BANGKOK (AP) — Thai Prime Minister Prayuth Chan-ocha isn’t feeling chatty about being elected to stay on as premier.
Prayuth stayed out of the spotlight Thursday, a day after he skipped a Parliament session in which lawmakers, including hundreds he helped appoint, voted to keep him in the job he has held since staging a military coup in 2014.
He delivered little more than a brief thank you through a spokesman and on his Facebook page, also promising to carry out his duties to the best of his ability.
Prayuth’s return to the premiership was not a surprise given that he and his junta spent the past five years reworking the country’s political system to make sure he remained in power.
Prayuth’s opponents charge the new system is merely a continuation of military rule in another form. Some provisions in the new constitution the junta commissioned assign special privileges to the military, especially if national security or stability is involved. And the heads of the police and branches of the military are automatically members of the Senate.
But there are doubts that Prayuth will be able to run things smoothly since he will lose some powers he had as head of the junta, and be accountable to a Parliament with an opposition, rather than the tame national assembly he appointed after the coup and used to rubber-stamp his decisions. In the lower house, which passes law and approves budgets, Prayuth’s ruling coalition has a razor-thin majority.

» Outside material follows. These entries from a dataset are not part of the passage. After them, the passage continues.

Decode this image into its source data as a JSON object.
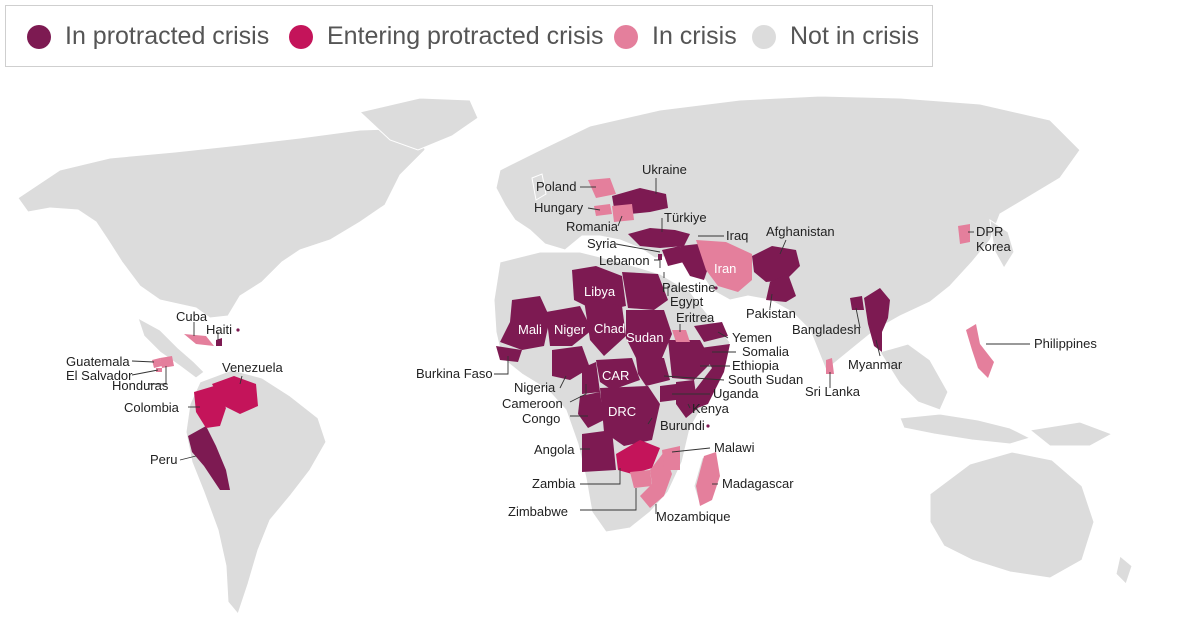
{
  "legend": {
    "items": [
      {
        "label": "In protracted crisis",
        "color": "#7d1a52"
      },
      {
        "label": "Entering protracted crisis",
        "color": "#c4145a"
      },
      {
        "label": "In crisis",
        "color": "#e47f9c"
      },
      {
        "label": "Not in crisis",
        "color": "#dcdcdc"
      }
    ]
  },
  "map": {
    "countries": {
      "ukraine": {
        "label": "Ukraine",
        "status": "In protracted crisis"
      },
      "poland": {
        "label": "Poland",
        "status": "In crisis"
      },
      "hungary": {
        "label": "Hungary",
        "status": "In crisis"
      },
      "romania": {
        "label": "Romania",
        "status": "In crisis"
      },
      "turkiye": {
        "label": "Türkiye",
        "status": "In protracted crisis"
      },
      "iraq": {
        "label": "Iraq",
        "status": "In protracted crisis"
      },
      "syria": {
        "label": "Syria",
        "status": "In protracted crisis"
      },
      "lebanon": {
        "label": "Lebanon",
        "status": "In protracted crisis"
      },
      "palestine": {
        "label": "Palestine",
        "status": "In protracted crisis"
      },
      "egypt": {
        "label": "Egypt",
        "status": "In protracted crisis"
      },
      "iran": {
        "label": "Iran",
        "status": "In crisis"
      },
      "afghanistan": {
        "label": "Afghanistan",
        "status": "In protracted crisis"
      },
      "pakistan": {
        "label": "Pakistan",
        "status": "In protracted crisis"
      },
      "bangladesh": {
        "label": "Bangladesh",
        "status": "In protracted crisis"
      },
      "myanmar": {
        "label": "Myanmar",
        "status": "In protracted crisis"
      },
      "sri_lanka": {
        "label": "Sri Lanka",
        "status": "In crisis"
      },
      "dpr_korea": {
        "label": "DPR\nKorea",
        "status": "In crisis"
      },
      "philippines": {
        "label": "Philippines",
        "status": "In crisis"
      },
      "libya": {
        "label": "Libya",
        "status": "In protracted crisis"
      },
      "mali": {
        "label": "Mali",
        "status": "In protracted crisis"
      },
      "niger": {
        "label": "Niger",
        "status": "In protracted crisis"
      },
      "chad": {
        "label": "Chad",
        "status": "In protracted crisis"
      },
      "sudan": {
        "label": "Sudan",
        "status": "In protracted crisis"
      },
      "eritrea": {
        "label": "Eritrea",
        "status": "In crisis"
      },
      "yemen": {
        "label": "Yemen",
        "status": "In protracted crisis"
      },
      "somalia": {
        "label": "Somalia",
        "status": "In protracted crisis"
      },
      "ethiopia": {
        "label": "Ethiopia",
        "status": "In protracted crisis"
      },
      "south_sudan": {
        "label": "South Sudan",
        "status": "In protracted crisis"
      },
      "uganda": {
        "label": "Uganda",
        "status": "In protracted crisis"
      },
      "kenya": {
        "label": "Kenya",
        "status": "In protracted crisis"
      },
      "burundi": {
        "label": "Burundi",
        "status": "In protracted crisis"
      },
      "car": {
        "label": "CAR",
        "status": "In protracted crisis"
      },
      "drc": {
        "label": "DRC",
        "status": "In protracted crisis"
      },
      "burkina_faso": {
        "label": "Burkina Faso",
        "status": "In protracted crisis"
      },
      "nigeria": {
        "label": "Nigeria",
        "status": "In protracted crisis"
      },
      "cameroon": {
        "label": "Cameroon",
        "status": "In protracted crisis"
      },
      "congo": {
        "label": "Congo",
        "status": "In protracted crisis"
      },
      "angola": {
        "label": "Angola",
        "status": "In protracted crisis"
      },
      "zambia": {
        "label": "Zambia",
        "status": "Entering protracted crisis"
      },
      "zimbabwe": {
        "label": "Zimbabwe",
        "status": "In crisis"
      },
      "mozambique": {
        "label": "Mozambique",
        "status": "In crisis"
      },
      "malawi": {
        "label": "Malawi",
        "status": "In crisis"
      },
      "madagascar": {
        "label": "Madagascar",
        "status": "In crisis"
      },
      "cuba": {
        "label": "Cuba",
        "status": "In crisis"
      },
      "haiti": {
        "label": "Haiti",
        "status": "In protracted crisis"
      },
      "guatemala": {
        "label": "Guatemala",
        "status": "In crisis"
      },
      "el_salvador": {
        "label": "El Salvador",
        "status": "In crisis"
      },
      "honduras": {
        "label": "Honduras",
        "status": "In crisis"
      },
      "venezuela": {
        "label": "Venezuela",
        "status": "Entering protracted crisis"
      },
      "colombia": {
        "label": "Colombia",
        "status": "Entering protracted crisis"
      },
      "peru": {
        "label": "Peru",
        "status": "In protracted crisis"
      }
    }
  }
}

“He is in a kind of a strongman mold, but now he has to be accountable, more scrutinized, so we can expect him to lose some temper. We can expect him to be flustered, frustrated. But the big question is whether the coalition government will hold,” said Thitinan Pongsudhirak, a professor of political science at Bangkok’s Chulalongkorn University.
Under Prayuth’s junta there were a bevy of laws enacted that allowed it to take action against its critics and opponents, stifling dissent online and in real life.
The major instrument he wielded was a provision known as Article 44, which handed him lawmaking powers without the need for approval from anyone. It was enacted under an interim constitution to replace martial law, which was declared right after Prayuth’s 2014 takeover.
The junta will be dissolved when Prayuth appoints his new Cabinet, and Article 44 will expire with it, even though the orders enacted under Article 44 will remain in force.
Thitinan expects Prayuth’s will try to stay above the fray and allow military-allied lawmakers to protect him, a strategy other previous unelected military prime ministers employed. He said that may prove a difficult task, given the size and determination of the opposition bloc and the unwieldy nature of his own coalition.
“General Prayuth as head of it all will have a big headache at a minimum, but beyond that, he also will face a kind of scrutiny he hasn’t seen in the last five years that may involve some very sensitive issues,” such as his personal assets, his relatives and associates, Thitinan said.